Invited speakers / Plenières

The DiDi Project: Collecting, Annotating, and Analysing South Tyrolean Data of Computer-mediated Communication.

Egon W. Stemle, Institute for Specialised Communication and Multilingualism at the European Academy
of Bozen/Bolzano (EURAC).

Slides from talk available at this link

Following a sociolinguistic user-based perspective on language data, the project DiDi investigated the linguistic strategies employed by South Tyrolean users on Facebook. South Tyrol is a multilingual region (Italian, German, and Ladin are official languages) where the South Tyrolean dialect of German is frequently used in different communicative contexts. Thus, regional and social codes are often also used in written communication and in computer mediated communication. With a research focus on users with L1 German living in South Tyrol, the main research question was whether people of different age use language in a similar way or in an age-specific manner. The project lasted 2 years (June 2013 - May 2015).

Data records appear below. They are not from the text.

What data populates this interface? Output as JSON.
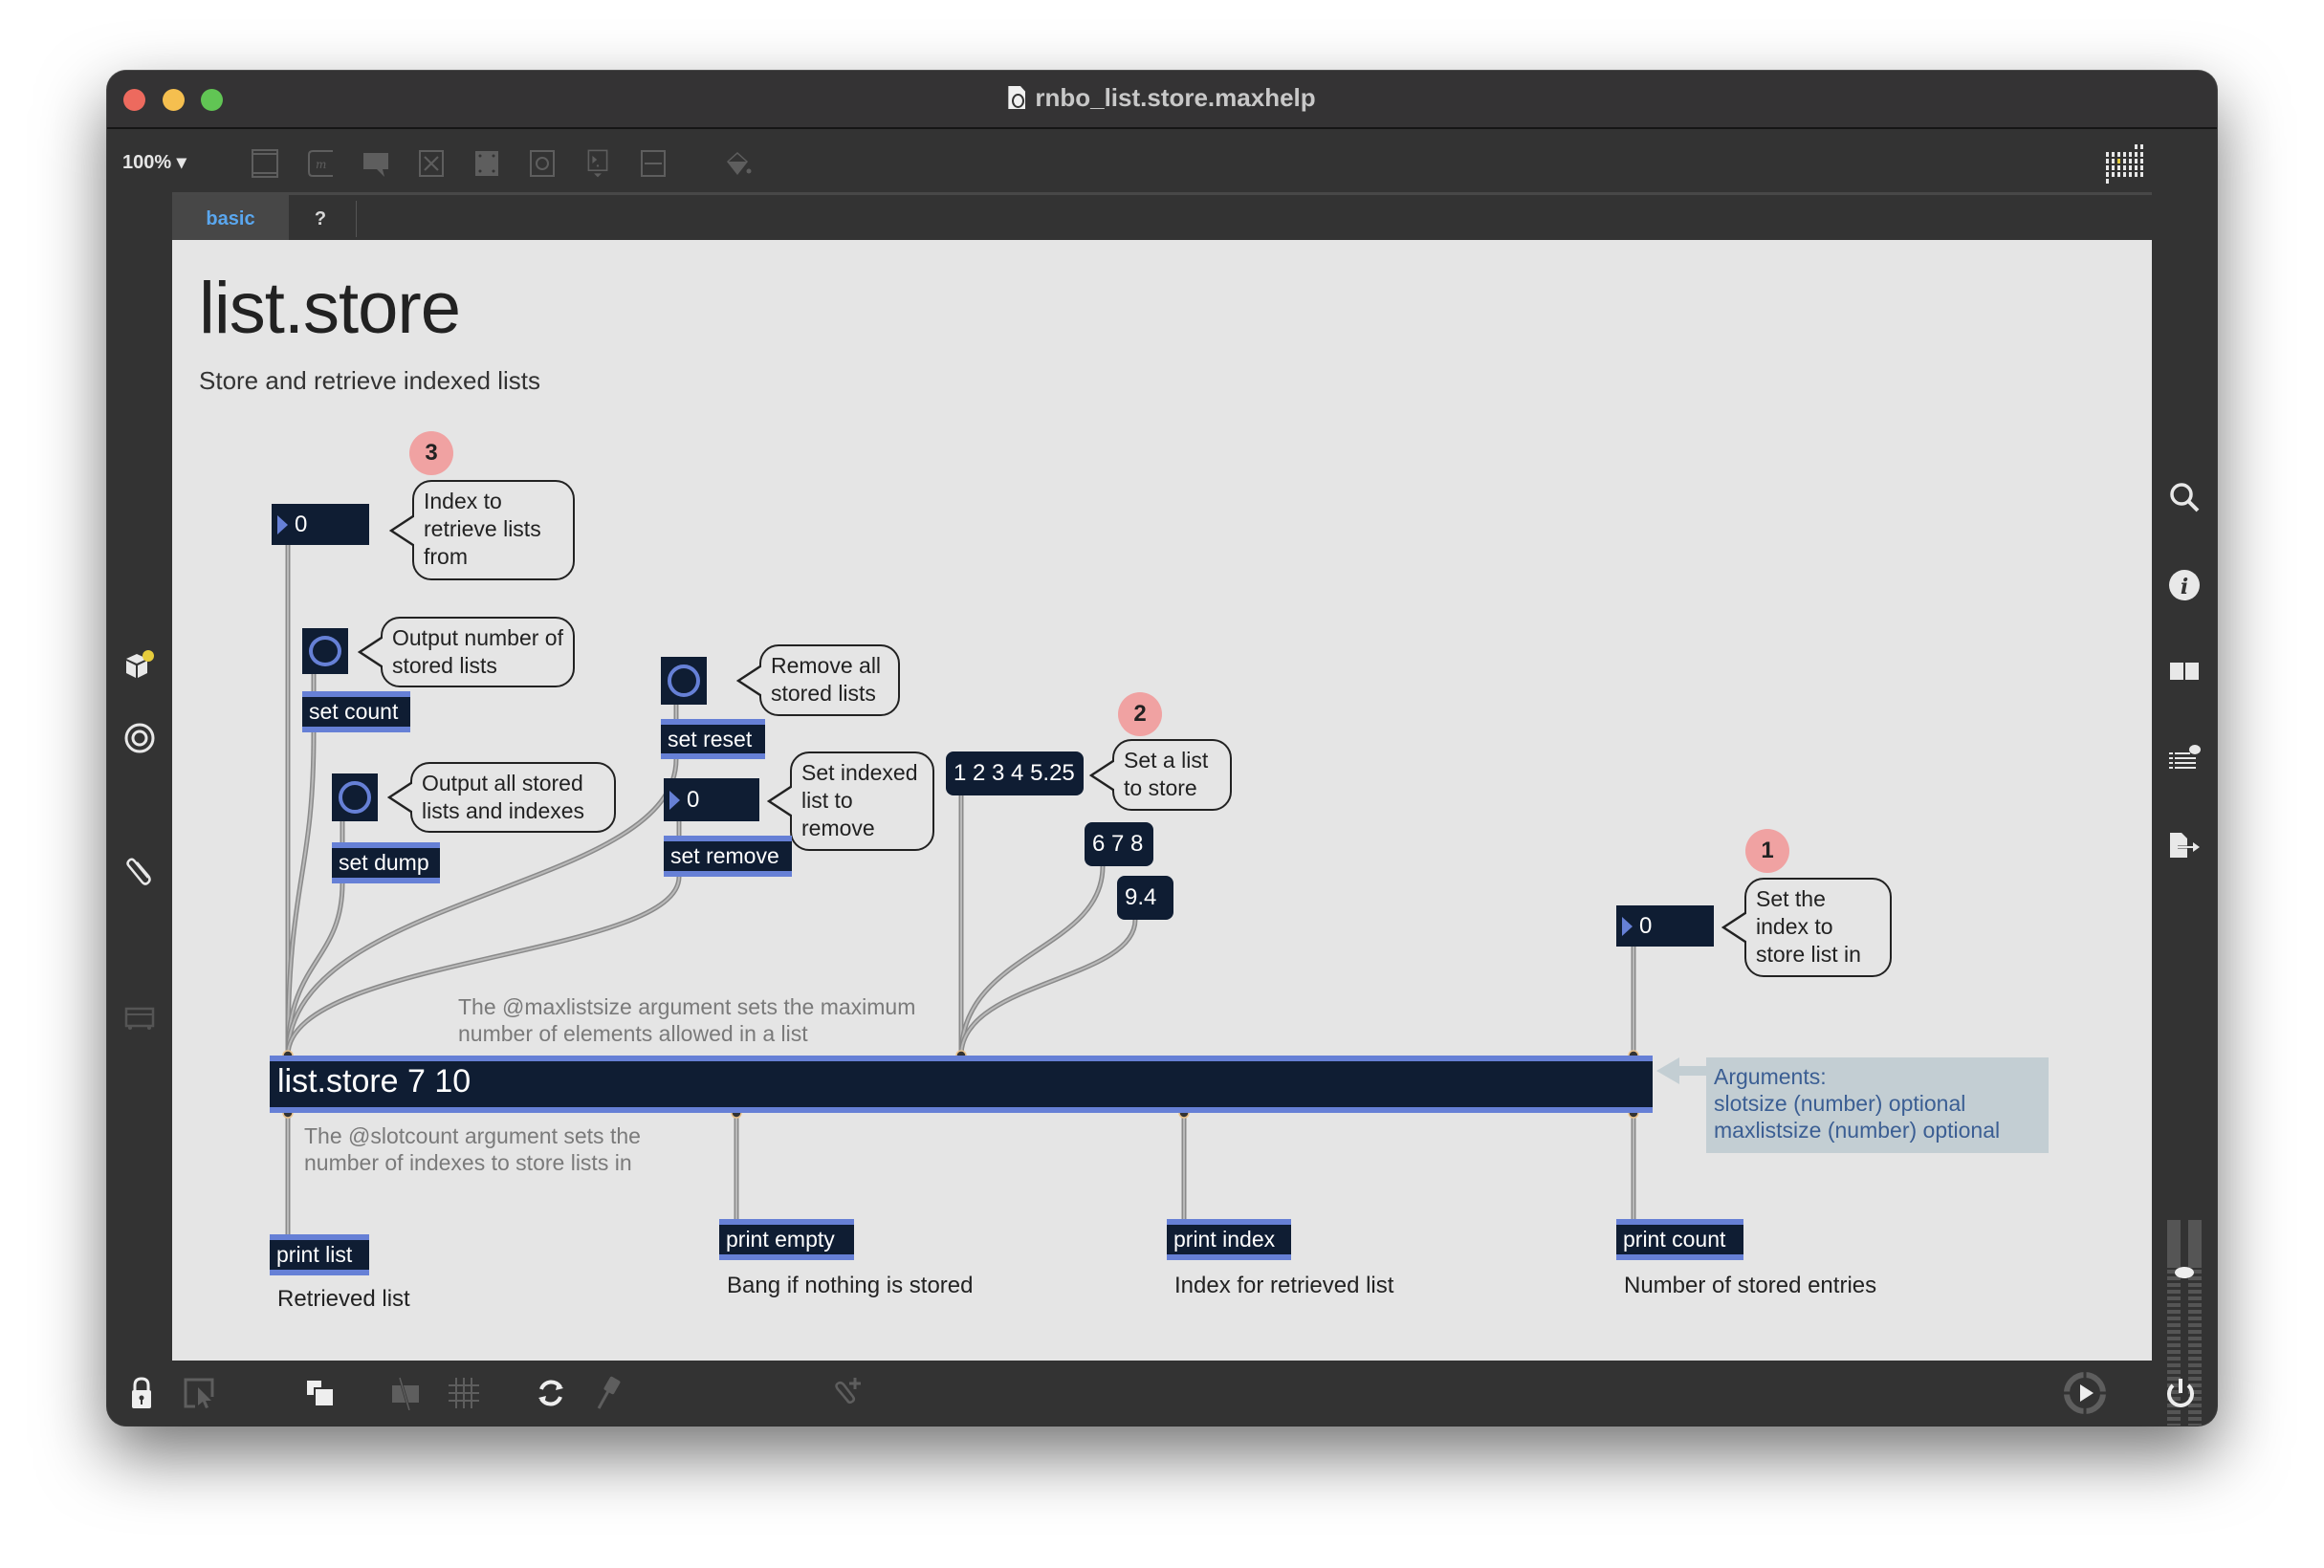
{
  "window": {
    "title": "rnbo_list.store.maxhelp"
  },
  "toolbar": {
    "zoom_label": "100% ▾",
    "icons": [
      "new-object-icon",
      "new-message-icon",
      "new-comment-icon",
      "new-toggle-icon",
      "new-panel-icon",
      "new-bang-icon",
      "new-number-icon",
      "new-slider-icon",
      "paint-bucket-icon"
    ]
  },
  "tabs": [
    {
      "label": "basic",
      "active": true
    },
    {
      "label": "?",
      "active": false
    }
  ],
  "patch": {
    "title": "list.store",
    "subtitle": "Store and retrieve indexed lists",
    "badges": {
      "one": "1",
      "two": "2",
      "three": "3"
    },
    "number_retrieve": "0",
    "bubble_retrieve": "Index to retrieve lists from",
    "bubble_count": "Output number of stored lists",
    "msg_set_count": "set count",
    "bubble_dump": "Output all stored lists and indexes",
    "msg_set_dump": "set dump",
    "bubble_reset": "Remove all stored lists",
    "msg_set_reset": "set reset",
    "number_remove": "0",
    "bubble_remove": "Set indexed list to remove",
    "msg_set_remove": "set remove",
    "msg_list": "1 2 3 4 5.25",
    "bubble_list": "Set a list to store",
    "msg_678": "6 7 8",
    "msg_94": "9.4",
    "number_store": "0",
    "bubble_store": "Set the index to store list in",
    "comment_maxlistsize": "The @maxlistsize argument sets the maximum number of elements allowed in a list",
    "main_object": "list.store 7 10",
    "arguments": {
      "heading": "Arguments:",
      "lines": [
        "slotsize (number) optional",
        "maxlistsize (number) optional"
      ]
    },
    "comment_slotcount": "The @slotcount argument sets the number of indexes to store lists in",
    "outputs": [
      {
        "object": "print list",
        "caption": "Retrieved list"
      },
      {
        "object": "print empty",
        "caption": "Bang if nothing is stored"
      },
      {
        "object": "print index",
        "caption": "Index for retrieved list"
      },
      {
        "object": "print count",
        "caption": "Number of stored entries"
      }
    ]
  },
  "colors": {
    "object_bg": "#0f1d33",
    "inlet_bar": "#6680d6",
    "badge": "#f0a2a2",
    "active_tab": "#5aa7ef",
    "args_bg": "#c3ced3",
    "args_text": "#3b5e93"
  }
}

We created a corpus of Facebook communication that can be linked to other user-based data such as age, web experience and communication habits. We gathered socio-demographic information through an online questionnaire and collected the language data of the entire range of social interactions, i.e. publicly accessible data as well as non-public conversations (status updates and comments, private messages, and chat conversations) written and published just for friends or a limited audience. The data acquisition comprised about 150 users interacting with the app, offering access to their language data and answering the questionnaire.

In this talk, I will present the project, its data acquisition app and text annotation processes (automatic, semi-automatic, and manual), discuss their strengths and limitations, and present results from our data analyses.

Egon Stemle is a Cognitive Scientist: he studies skills like perception, thinking, learning, motor function, and language by combining the humanistic and analytical methods of the arts and the formal sciences.

His research focus lies in the area where Computational Linguistics and Artificial Intelligence converge. He works on computer aided fabrication of ontologies from large document repositories, the technological feasibility thereof and the utilization of cross-linked structured data in applications, as well as on tools for editing, processing, and annotating linguistic data. He is driven by the question why humans handle incomplete and - more often than not - inconsistent structured-concepts just fine, whereas computational processes are often of little avail or fail completely.

Wikipedia as a corpus resource for linguistic research

Angelika Storer, University of Mannheim, Germany

Wikipedia is already known to be a valuable resource for many research fields. Until now, most linguistic studies have focused on article pages and on the content encoded in the written language. In my talk, I will demonstrate with examples how linguistics can profit from three additional perspectives on Wikipedia as a corpus resource, namely:

(1) Wikipedia as a social media corpus: in this perspective not only are the article pages relevant, but also the interaction between Wikipedia authors on talk pages and other communication channels.

(2) Wikipedia as a multimodal corpus: in this perspective not only written text is the object of analysis, but also to the integration of media objects in the article pages.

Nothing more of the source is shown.